Dans ce contexte, il nous a semblé intéressant, à titre comparatif, de nous interroger sur le développement du magazine d’information (appelé Current Affairs) en Grande-Bretagne. Celui-ci s’est en effet développé de manière précoce – Panorama, au sein de la BBC, est l’un des programmes toujours en activité les plus anciens de l’histoire de la télévision puisque créé dès 1953 – et fait l’objet aujourd’hui de débats nourris sur son maintien et son évolution dans le paysage médiatique contemporain.
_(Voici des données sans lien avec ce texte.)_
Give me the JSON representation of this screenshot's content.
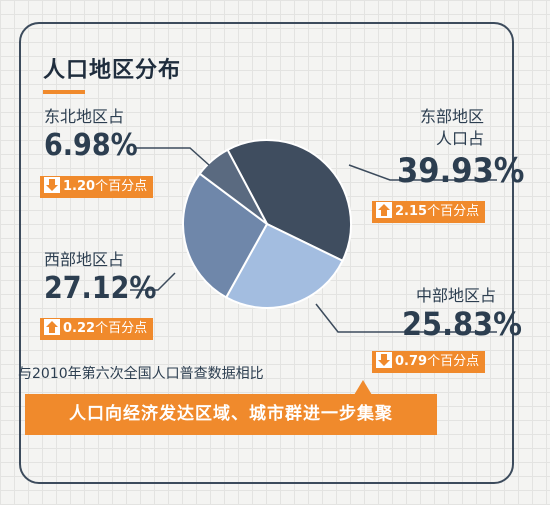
{
  "title": "人口地区分布",
  "compare_note": "与2010年第六次全国人口普查数据相比",
  "callout": "人口向经济发达区域、城市群进一步集聚",
  "colors": {
    "accent": "#f08a2c",
    "text": "#2c3e50",
    "east": "#3f4d5f",
    "central": "#a3bde0",
    "west": "#6f87aa",
    "northeast": "#5a6a80"
  },
  "regions": {
    "northeast": {
      "label": "东北地区占",
      "value": "6.98%",
      "change": "1.20",
      "unit": "个百分点",
      "direction": "down"
    },
    "east": {
      "label_line1": "东部地区",
      "label_line2": "人口占",
      "value": "39.93%",
      "change": "2.15",
      "unit": "个百分点",
      "direction": "up"
    },
    "west": {
      "label": "西部地区占",
      "value": "27.12%",
      "change": "0.22",
      "unit": "个百分点",
      "direction": "up"
    },
    "central": {
      "label": "中部地区占",
      "value": "25.83%",
      "change": "0.79",
      "unit": "个百分点",
      "direction": "down"
    }
  },
  "chart_data": {
    "type": "pie",
    "title": "人口地区分布",
    "categories": [
      "东部地区",
      "中部地区",
      "西部地区",
      "东北地区"
    ],
    "values": [
      39.93,
      25.83,
      27.12,
      6.98
    ],
    "change_vs_2010": [
      2.15,
      -0.79,
      0.22,
      -1.2
    ],
    "change_unit": "个百分点",
    "colors": [
      "#3f4d5f",
      "#a3bde0",
      "#6f87aa",
      "#5a6a80"
    ]
  }
}
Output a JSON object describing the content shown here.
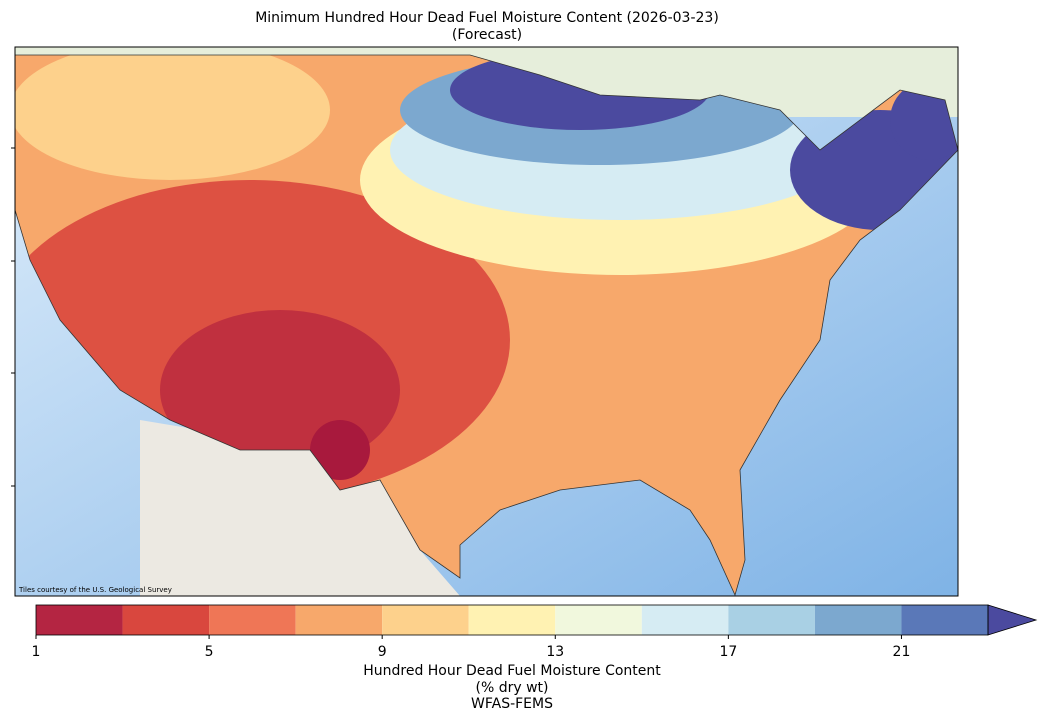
{
  "title": [
    "Minimum Hundred Hour Dead Fuel Moisture Content (2026-03-23)",
    "(Forecast)"
  ],
  "attribution": "Tiles courtesy of the U.S. Geological Survey",
  "colorbar": {
    "bounds": [
      1,
      3,
      5,
      7,
      9,
      11,
      13,
      15,
      17,
      19,
      21,
      23
    ],
    "colors": [
      "#b42542",
      "#d9473e",
      "#ef7656",
      "#f7a86b",
      "#fdd18c",
      "#fff2b2",
      "#f1f8dd",
      "#d6ecf3",
      "#a9d0e4",
      "#7ca8cf",
      "#5a78b8"
    ],
    "extend_color": "#4b4a9f",
    "ticks": [
      1,
      5,
      9,
      13,
      17,
      21
    ],
    "label": [
      "Hundred Hour Dead Fuel Moisture Content",
      "(% dry wt)",
      "WFAS-FEMS"
    ]
  }
}
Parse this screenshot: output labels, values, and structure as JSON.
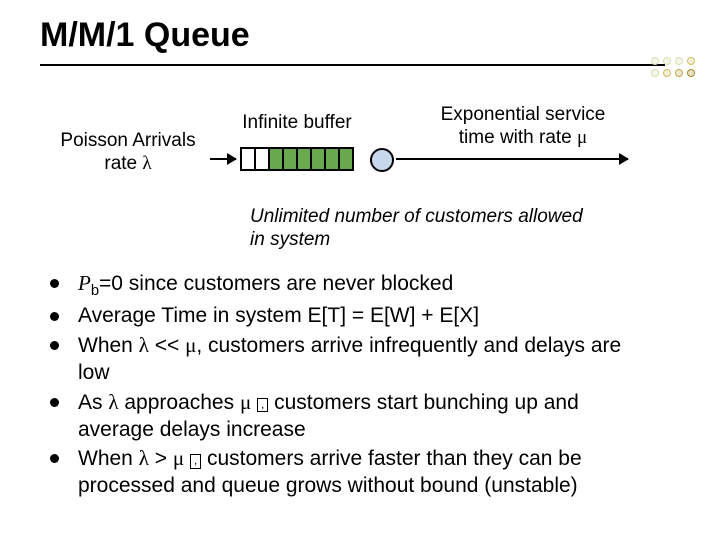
{
  "title": "M/M/1 Queue",
  "corner_dots": {
    "rows": 2,
    "cols": 4,
    "colors": [
      "#d8e0b0",
      "#d8e0b0",
      "#d8e0b0",
      "#d0c060",
      "#d8e0b0",
      "#d0c060",
      "#c0a848",
      "#a88828"
    ]
  },
  "diagram": {
    "arrivals_html": "Poisson Arrivals<br>rate <span class='sym'>λ</span>",
    "infinite_label": "Infinite buffer",
    "exponential_html": "Exponential service<br>time with rate <span class='sym'>μ</span>",
    "buffer": {
      "cells": 8,
      "filled_from": 2,
      "fill_color": "#6aa84f"
    },
    "server_fill": "#c8d8ec",
    "unlimited_html": "Unlimited number of customers allowed in system"
  },
  "bullets": [
    "<span class='ital'>P</span><sub>b</sub>=0 since customers are never blocked",
    "Average Time in system E[T] = E[W] + E[X]",
    "When <span class='sym'>λ</span> &lt;&lt; <span class='sym'>μ</span>, customers arrive infrequently and delays are low",
    "As <span class='sym'>λ</span> approaches  <span class='sym'>μ</span> <span class='box'>,</span>  customers start bunching up and average delays increase",
    "When <span class='sym'>λ</span> &gt; <span class='sym'>μ</span> <span class='box'>,</span>  customers arrive faster than they can be processed and queue grows without bound (unstable)"
  ]
}
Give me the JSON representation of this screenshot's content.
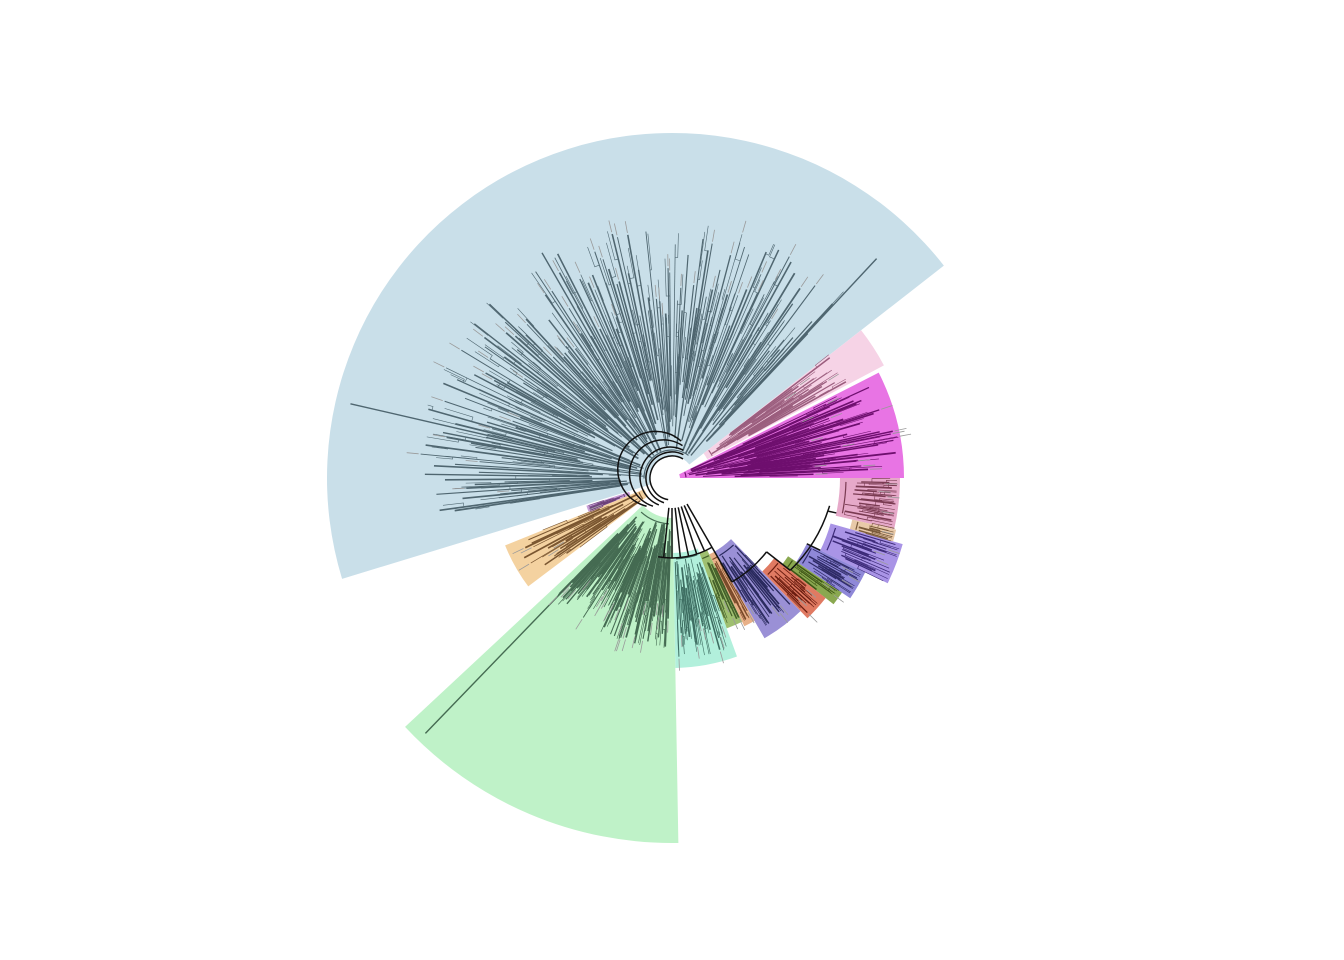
{
  "figure": {
    "kind": "circular phylogenetic tree",
    "background": "#ffffff",
    "trunk_color": "#111111",
    "tip_label_color": "#9a9a9a"
  },
  "clades": [
    {
      "id": "clade-lightblue",
      "fill": "#c9dfe9",
      "branch": "#4f6670"
    },
    {
      "id": "clade-pink",
      "fill": "#f6d3e6",
      "branch": "#9b5e7e"
    },
    {
      "id": "clade-magenta",
      "fill": "#e874e4",
      "branch": "#6e0f6e"
    },
    {
      "id": "clade-rose",
      "fill": "#e6a9c9",
      "branch": "#7a3b52"
    },
    {
      "id": "clade-tan",
      "fill": "#e8c9a8",
      "branch": "#7a5a3a"
    },
    {
      "id": "clade-purple-1",
      "fill": "#a994e6",
      "branch": "#3c2a78"
    },
    {
      "id": "clade-blue-violet",
      "fill": "#8f88d8",
      "branch": "#2e2a66"
    },
    {
      "id": "clade-olive",
      "fill": "#8aa850",
      "branch": "#3e5516"
    },
    {
      "id": "clade-red",
      "fill": "#e07a62",
      "branch": "#6b1d10"
    },
    {
      "id": "clade-purple-2",
      "fill": "#9a90d6",
      "branch": "#2a2a5e"
    },
    {
      "id": "clade-peach",
      "fill": "#e8b088",
      "branch": "#7a4a2a"
    },
    {
      "id": "clade-green-small",
      "fill": "#9fbf70",
      "branch": "#44602a"
    },
    {
      "id": "clade-aqua",
      "fill": "#b2f0dc",
      "branch": "#3e6e62"
    },
    {
      "id": "clade-mint",
      "fill": "#bff2c8",
      "branch": "#456b52"
    },
    {
      "id": "clade-orange",
      "fill": "#f4d2a0",
      "branch": "#7a5630"
    },
    {
      "id": "clade-violet-small",
      "fill": "#c9a0d8",
      "branch": "#6a3f78"
    }
  ]
}
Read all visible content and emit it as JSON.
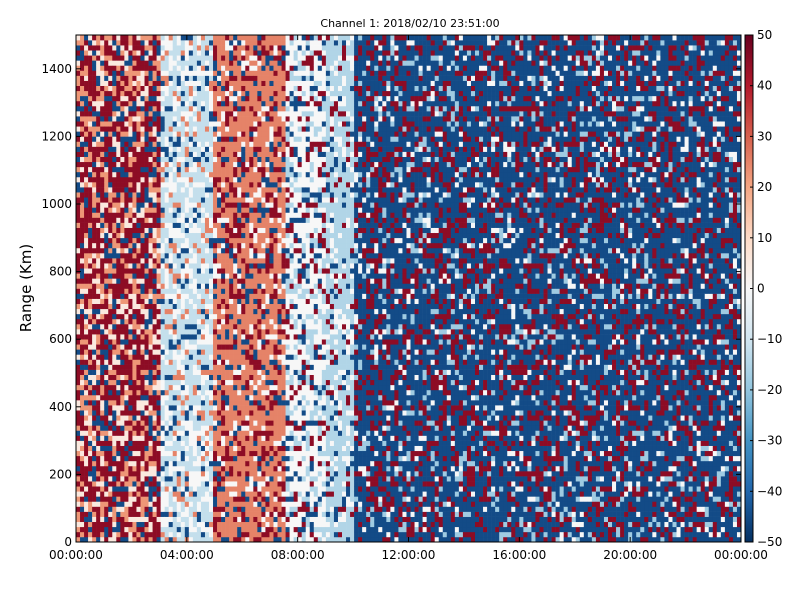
{
  "chart_data": {
    "type": "heatmap",
    "title": "Channel 1: 2018/02/10 23:51:00",
    "xlabel": "",
    "ylabel": "Range (Km)",
    "x_ticks": [
      "00:00:00",
      "04:00:00",
      "08:00:00",
      "12:00:00",
      "16:00:00",
      "20:00:00",
      "00:00:00"
    ],
    "x_tick_hours": [
      0,
      4,
      8,
      12,
      16,
      20,
      24
    ],
    "y_ticks": [
      0,
      200,
      400,
      600,
      800,
      1000,
      1200,
      1400
    ],
    "ylim": [
      0,
      1500
    ],
    "xlim_hours": [
      0,
      24
    ],
    "colorbar": {
      "min": -50,
      "max": 50,
      "ticks": [
        50,
        40,
        30,
        20,
        10,
        0,
        -10,
        -20,
        -30,
        -40,
        -50
      ],
      "colormap": "RdBu_r"
    },
    "time_segments": [
      {
        "start_h": 0.0,
        "end_h": 3.0,
        "regime": "mixed-red",
        "mean": 25
      },
      {
        "start_h": 3.0,
        "end_h": 5.0,
        "regime": "light-blue-white",
        "mean": -12
      },
      {
        "start_h": 5.0,
        "end_h": 7.5,
        "regime": "salmon",
        "mean": 22
      },
      {
        "start_h": 7.5,
        "end_h": 9.0,
        "regime": "white-mixed",
        "mean": 0
      },
      {
        "start_h": 9.0,
        "end_h": 10.0,
        "regime": "light-blue",
        "mean": -15
      },
      {
        "start_h": 10.0,
        "end_h": 24.0,
        "regime": "dark-blue-noise",
        "mean": -45
      }
    ]
  }
}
Nous nous sommes entretenu avec Peter Goddard, professeur en Media et Communication de l’Université de Liverpool, qui compte parmi les meilleurs spécialistes du Current Affairs. Il a consacré un livre à World in Action, l’une des autres grandes références en la matière diffusée par ITV entre 1963 et 1998. Nous le remercions pour cet entretien.
François Vallotton : Pourrais-tu d’abord définir le type de format appelé «Current Affairs» et sa genèse dans le contexte britannique puis souligner la place qu’occupe ce type de programme dans l’historiographie des médias et de la télévision britannique?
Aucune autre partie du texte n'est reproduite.